What have I found: being healthy is TOO MUCH WORK, because it stops me . . . well, from working.

But this morning, when I read my Bible, I was beat over the head with Habbakuk. (That’s right, a minor prophet. You know you’re in trouble when you’re listening to an angry, God-driven, damnation speaking, y’all seriously suck at this covenant thing saying Jew from the Torah. )

These were the two passages I was shown, the first I wrote a song based on (many moons ago, still unrecorded) and the other was used at Trailhead on Sunday:

I will stand upon my watch, and set me upon the tower, and will watch to see what he will say unto me, and what I shall answer when I am reproved.

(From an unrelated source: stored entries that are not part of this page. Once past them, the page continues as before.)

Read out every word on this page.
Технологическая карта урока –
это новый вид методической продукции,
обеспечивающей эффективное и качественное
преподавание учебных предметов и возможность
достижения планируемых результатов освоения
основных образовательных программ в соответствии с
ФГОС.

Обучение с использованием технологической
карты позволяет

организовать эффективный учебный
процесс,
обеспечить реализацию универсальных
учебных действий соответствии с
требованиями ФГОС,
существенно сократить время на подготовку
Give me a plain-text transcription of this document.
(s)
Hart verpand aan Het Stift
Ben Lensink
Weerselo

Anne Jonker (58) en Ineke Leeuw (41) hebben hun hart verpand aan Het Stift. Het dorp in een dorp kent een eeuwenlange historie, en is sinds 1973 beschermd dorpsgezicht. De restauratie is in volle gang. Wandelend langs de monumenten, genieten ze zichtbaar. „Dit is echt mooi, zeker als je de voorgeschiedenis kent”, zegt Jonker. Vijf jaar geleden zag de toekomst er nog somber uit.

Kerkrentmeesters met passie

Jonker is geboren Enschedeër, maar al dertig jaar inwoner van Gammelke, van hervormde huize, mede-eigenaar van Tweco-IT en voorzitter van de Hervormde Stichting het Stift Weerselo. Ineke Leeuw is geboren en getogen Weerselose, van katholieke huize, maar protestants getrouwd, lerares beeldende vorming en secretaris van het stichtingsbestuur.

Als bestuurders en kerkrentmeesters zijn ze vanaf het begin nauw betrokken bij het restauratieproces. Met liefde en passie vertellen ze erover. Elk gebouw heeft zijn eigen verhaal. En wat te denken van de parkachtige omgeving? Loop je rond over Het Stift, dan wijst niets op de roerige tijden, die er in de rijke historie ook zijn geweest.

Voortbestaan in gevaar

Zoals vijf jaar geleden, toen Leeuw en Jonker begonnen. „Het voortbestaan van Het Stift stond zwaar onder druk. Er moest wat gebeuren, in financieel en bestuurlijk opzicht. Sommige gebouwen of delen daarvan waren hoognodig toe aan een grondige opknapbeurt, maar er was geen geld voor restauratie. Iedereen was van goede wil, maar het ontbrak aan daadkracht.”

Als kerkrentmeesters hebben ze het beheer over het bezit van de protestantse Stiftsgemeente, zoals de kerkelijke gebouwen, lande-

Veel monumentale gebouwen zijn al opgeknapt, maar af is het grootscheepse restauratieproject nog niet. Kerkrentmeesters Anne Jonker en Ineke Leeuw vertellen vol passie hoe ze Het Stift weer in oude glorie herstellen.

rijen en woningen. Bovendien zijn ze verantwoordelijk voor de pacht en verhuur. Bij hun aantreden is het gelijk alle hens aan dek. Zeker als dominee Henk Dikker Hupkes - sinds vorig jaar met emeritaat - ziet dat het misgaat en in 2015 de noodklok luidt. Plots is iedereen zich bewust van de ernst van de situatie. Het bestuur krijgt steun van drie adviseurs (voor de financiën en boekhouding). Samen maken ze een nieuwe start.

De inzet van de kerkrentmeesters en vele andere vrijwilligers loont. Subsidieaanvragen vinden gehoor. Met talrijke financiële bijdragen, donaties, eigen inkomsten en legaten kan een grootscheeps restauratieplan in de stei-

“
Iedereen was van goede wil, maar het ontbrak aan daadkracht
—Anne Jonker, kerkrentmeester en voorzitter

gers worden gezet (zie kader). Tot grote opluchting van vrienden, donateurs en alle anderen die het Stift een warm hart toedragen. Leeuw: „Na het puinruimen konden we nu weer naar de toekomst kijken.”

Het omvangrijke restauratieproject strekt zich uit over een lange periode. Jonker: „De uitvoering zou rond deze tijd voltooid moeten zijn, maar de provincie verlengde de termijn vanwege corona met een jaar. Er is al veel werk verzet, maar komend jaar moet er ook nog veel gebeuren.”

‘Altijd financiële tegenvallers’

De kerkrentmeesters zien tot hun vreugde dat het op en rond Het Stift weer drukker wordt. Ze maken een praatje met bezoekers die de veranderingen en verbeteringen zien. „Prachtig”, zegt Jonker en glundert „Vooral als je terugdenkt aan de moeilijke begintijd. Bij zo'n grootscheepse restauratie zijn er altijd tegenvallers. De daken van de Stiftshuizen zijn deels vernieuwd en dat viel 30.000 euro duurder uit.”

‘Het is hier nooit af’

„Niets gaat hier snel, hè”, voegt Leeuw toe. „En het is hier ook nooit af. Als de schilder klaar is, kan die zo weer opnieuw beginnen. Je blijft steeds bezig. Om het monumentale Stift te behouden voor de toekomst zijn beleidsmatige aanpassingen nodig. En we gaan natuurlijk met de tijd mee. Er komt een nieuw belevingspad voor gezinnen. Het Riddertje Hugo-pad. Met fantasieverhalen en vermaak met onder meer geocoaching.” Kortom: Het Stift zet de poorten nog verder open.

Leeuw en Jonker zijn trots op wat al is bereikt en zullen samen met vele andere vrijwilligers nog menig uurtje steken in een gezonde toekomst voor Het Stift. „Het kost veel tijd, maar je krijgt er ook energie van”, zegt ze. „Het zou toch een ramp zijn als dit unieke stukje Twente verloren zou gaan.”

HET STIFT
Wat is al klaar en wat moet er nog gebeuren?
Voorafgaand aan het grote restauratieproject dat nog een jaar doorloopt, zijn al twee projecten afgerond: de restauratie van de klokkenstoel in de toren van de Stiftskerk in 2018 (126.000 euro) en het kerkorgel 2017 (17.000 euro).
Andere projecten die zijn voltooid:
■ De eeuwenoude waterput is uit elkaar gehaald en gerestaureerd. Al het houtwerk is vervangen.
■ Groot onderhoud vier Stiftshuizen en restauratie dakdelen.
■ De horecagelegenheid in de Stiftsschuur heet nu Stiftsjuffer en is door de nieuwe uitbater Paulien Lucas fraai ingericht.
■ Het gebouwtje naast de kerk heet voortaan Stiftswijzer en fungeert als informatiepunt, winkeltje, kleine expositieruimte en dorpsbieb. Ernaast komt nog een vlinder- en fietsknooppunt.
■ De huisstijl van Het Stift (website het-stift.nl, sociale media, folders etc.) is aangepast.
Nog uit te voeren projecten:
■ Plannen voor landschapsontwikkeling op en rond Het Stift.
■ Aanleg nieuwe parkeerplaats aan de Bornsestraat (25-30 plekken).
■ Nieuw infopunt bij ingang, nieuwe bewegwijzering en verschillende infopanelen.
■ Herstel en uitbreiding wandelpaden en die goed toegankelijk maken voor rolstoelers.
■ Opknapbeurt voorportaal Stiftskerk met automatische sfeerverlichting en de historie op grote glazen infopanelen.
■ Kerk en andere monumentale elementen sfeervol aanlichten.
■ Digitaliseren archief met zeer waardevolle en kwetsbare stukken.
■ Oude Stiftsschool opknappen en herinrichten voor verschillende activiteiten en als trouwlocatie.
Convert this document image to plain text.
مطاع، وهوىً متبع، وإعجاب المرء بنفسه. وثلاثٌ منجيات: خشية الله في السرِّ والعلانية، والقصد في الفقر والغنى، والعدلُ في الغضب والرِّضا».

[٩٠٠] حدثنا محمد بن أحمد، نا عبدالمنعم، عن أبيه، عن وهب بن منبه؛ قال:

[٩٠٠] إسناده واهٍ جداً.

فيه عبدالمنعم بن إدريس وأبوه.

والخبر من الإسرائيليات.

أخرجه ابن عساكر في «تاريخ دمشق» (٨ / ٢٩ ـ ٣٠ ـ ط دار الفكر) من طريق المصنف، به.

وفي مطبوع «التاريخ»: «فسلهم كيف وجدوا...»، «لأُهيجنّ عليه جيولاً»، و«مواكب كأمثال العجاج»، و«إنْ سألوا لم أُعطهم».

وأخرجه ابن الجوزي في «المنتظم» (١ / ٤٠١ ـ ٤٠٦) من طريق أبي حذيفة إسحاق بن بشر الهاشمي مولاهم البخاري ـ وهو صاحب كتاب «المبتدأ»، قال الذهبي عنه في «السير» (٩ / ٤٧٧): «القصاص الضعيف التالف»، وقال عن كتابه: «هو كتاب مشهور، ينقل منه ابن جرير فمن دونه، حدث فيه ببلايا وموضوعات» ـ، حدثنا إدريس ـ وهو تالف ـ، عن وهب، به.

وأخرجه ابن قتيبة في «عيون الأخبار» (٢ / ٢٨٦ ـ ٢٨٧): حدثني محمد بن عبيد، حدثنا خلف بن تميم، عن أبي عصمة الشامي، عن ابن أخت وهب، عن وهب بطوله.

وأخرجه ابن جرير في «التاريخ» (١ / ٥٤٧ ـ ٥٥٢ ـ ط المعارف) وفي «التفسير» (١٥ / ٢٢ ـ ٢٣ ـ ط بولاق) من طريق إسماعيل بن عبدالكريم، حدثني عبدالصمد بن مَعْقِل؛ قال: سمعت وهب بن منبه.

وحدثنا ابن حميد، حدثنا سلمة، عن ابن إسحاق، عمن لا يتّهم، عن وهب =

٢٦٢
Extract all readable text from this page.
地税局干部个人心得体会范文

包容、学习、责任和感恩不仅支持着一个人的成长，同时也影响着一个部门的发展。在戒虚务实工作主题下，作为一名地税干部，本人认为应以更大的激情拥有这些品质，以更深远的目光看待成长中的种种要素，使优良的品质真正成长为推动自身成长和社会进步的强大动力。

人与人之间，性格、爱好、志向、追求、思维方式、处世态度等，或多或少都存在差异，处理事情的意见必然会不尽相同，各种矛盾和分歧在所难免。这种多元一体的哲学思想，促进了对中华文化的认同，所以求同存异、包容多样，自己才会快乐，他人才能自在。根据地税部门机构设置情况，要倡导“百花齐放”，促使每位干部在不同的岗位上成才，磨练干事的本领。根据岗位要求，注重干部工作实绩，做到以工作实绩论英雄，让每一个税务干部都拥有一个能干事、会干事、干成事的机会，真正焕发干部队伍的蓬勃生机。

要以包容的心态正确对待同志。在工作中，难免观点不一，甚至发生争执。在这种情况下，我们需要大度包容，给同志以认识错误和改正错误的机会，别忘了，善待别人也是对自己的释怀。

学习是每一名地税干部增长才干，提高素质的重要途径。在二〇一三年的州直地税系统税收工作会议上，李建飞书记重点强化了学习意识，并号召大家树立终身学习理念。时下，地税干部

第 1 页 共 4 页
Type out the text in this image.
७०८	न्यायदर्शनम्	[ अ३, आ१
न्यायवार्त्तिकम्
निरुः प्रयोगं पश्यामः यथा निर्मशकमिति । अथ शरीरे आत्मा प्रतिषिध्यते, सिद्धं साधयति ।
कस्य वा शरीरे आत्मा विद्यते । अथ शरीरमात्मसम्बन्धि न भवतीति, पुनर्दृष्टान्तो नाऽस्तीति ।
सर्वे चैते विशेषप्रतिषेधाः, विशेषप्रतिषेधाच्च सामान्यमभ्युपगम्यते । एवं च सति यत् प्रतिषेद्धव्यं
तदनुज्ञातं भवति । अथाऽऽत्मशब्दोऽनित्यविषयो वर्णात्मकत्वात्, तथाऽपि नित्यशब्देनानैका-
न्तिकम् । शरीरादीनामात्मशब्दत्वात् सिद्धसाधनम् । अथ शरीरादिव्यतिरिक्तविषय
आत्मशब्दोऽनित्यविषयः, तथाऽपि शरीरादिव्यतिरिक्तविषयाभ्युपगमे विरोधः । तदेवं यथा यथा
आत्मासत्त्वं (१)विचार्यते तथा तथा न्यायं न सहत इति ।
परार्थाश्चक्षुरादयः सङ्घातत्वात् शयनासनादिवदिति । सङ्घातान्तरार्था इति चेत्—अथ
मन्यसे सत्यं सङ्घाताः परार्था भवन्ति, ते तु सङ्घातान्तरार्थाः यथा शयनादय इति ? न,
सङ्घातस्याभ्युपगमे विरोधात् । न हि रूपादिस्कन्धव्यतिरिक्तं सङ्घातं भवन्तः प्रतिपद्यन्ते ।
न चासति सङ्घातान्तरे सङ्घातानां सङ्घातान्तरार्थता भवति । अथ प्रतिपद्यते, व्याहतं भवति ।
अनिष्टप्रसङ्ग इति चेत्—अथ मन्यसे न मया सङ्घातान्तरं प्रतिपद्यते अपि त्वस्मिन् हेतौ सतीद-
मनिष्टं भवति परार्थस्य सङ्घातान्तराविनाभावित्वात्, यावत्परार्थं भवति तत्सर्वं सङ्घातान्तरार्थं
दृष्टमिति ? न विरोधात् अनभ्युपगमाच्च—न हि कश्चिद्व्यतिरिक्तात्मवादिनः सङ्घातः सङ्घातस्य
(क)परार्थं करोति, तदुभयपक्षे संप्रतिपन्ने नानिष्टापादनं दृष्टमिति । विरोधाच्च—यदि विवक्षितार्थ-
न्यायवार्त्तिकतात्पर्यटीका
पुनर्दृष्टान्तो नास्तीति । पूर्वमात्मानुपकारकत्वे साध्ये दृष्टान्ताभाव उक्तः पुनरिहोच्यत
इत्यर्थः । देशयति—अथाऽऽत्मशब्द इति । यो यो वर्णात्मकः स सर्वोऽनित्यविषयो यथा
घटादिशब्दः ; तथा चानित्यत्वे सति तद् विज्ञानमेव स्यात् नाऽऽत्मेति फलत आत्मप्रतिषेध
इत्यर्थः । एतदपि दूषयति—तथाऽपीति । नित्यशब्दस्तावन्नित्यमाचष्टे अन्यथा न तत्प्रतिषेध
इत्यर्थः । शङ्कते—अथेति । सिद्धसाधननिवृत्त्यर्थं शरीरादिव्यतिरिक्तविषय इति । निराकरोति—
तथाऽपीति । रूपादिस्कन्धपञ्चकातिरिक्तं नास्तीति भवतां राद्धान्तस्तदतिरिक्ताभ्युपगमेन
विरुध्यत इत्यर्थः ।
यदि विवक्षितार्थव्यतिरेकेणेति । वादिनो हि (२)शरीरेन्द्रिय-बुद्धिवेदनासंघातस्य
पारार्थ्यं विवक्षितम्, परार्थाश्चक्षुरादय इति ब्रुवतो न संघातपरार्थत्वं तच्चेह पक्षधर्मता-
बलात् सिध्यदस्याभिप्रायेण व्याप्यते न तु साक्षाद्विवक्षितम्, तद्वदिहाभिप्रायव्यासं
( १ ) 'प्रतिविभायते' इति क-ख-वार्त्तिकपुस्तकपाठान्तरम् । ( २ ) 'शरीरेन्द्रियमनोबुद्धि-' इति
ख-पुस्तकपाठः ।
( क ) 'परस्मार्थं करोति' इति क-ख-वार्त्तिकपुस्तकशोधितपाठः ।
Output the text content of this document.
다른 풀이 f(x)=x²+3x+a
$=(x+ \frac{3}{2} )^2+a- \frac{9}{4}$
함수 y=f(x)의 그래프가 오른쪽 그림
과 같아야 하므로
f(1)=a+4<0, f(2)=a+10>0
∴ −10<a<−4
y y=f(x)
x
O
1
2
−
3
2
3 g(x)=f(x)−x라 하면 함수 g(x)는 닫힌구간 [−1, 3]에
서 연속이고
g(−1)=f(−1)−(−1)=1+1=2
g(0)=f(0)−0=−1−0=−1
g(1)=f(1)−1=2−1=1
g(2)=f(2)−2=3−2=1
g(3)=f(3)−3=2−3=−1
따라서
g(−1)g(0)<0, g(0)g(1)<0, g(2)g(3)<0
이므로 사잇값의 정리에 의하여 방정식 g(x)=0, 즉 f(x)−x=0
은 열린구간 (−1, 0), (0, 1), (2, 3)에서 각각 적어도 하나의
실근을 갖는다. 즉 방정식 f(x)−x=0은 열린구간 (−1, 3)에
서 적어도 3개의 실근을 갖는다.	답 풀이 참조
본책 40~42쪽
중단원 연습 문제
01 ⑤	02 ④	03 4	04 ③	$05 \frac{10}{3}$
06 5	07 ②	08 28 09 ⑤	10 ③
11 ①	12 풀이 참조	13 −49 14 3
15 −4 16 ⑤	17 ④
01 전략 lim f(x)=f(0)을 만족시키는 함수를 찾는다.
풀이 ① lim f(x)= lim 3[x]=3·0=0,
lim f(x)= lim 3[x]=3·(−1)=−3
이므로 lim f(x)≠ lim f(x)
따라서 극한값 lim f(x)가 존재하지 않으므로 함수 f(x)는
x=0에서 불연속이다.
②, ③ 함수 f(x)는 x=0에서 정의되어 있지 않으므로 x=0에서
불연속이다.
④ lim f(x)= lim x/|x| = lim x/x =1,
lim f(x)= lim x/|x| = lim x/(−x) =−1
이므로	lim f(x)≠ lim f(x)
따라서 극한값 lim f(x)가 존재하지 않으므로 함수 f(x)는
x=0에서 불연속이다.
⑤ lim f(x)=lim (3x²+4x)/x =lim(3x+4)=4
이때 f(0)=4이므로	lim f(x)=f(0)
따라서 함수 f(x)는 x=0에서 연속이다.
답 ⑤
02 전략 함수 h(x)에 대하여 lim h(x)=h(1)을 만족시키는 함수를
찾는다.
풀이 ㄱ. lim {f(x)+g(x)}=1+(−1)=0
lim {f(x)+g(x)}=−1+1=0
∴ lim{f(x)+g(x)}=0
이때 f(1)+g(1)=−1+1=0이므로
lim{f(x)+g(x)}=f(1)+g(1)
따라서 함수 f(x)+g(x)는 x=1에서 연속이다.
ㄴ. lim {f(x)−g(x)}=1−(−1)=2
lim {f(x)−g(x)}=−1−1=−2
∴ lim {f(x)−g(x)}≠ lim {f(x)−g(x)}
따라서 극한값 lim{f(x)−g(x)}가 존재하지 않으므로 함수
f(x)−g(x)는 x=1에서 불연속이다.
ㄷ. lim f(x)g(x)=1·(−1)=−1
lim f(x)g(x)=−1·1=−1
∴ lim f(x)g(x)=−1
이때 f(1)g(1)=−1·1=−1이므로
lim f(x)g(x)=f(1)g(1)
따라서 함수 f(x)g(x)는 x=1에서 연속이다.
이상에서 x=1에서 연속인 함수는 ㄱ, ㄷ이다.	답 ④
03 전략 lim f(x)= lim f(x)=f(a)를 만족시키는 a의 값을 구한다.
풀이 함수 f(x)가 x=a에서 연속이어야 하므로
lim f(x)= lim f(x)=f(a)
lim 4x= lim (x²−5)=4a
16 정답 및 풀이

And the LORD answered me, and said, Write the vision, and make it plain upon tables, that he may run that readeth it. For the vision is yet for an appointed time, but at the end it shall speak, and not lie: though it tarry, wait for it; because it will surely come, it will not tarry. Behold, his soul which is lifted up is not upright in him: but the just shall live by his faith. 2:1-4


Although the fig tree shall not blossom, neither shall fruit be in the vines; the labour of the olive shall fail, and the fields shall yield no meat; the flock shall be cut off from the fold, and there shall be no herd in the stalls: Yet I will rejoice in the LORD, I will joy in the God of my salvation.

The LORD God is my strength, and he will make my feet like hinds’ feet, and he will make me to walk upon mine high places. 3:17 -19

For some reason, at the time, they both told me not to give up on this whole Sababth thing, and at the end of the day, when 6pm rolled around, and I was still sitting in my classroom grading papers I normally would have graded on Saturday, and I was thinking about completely scraping this whole Sabbath deal, and find comfortable cop-outs, they came back to my mind.

This is what I’m supposed to do. I’ll stop trying to figure out ‘why’ or see how it best fits my life or is benefical, cause I can talk myself out of anything. It’s enough that it’s what I should do, amoung the other things I should do.  And it’s up to Him to sort the rest out.

Pun intended.

Because “the just shall live by his faith” and “I will joy in the God of my salvation” because
He “is my strength” and He will damn well take care of what He said He will.

The fact that it is almost midnight and I just graded a stack of papers, not withstanding.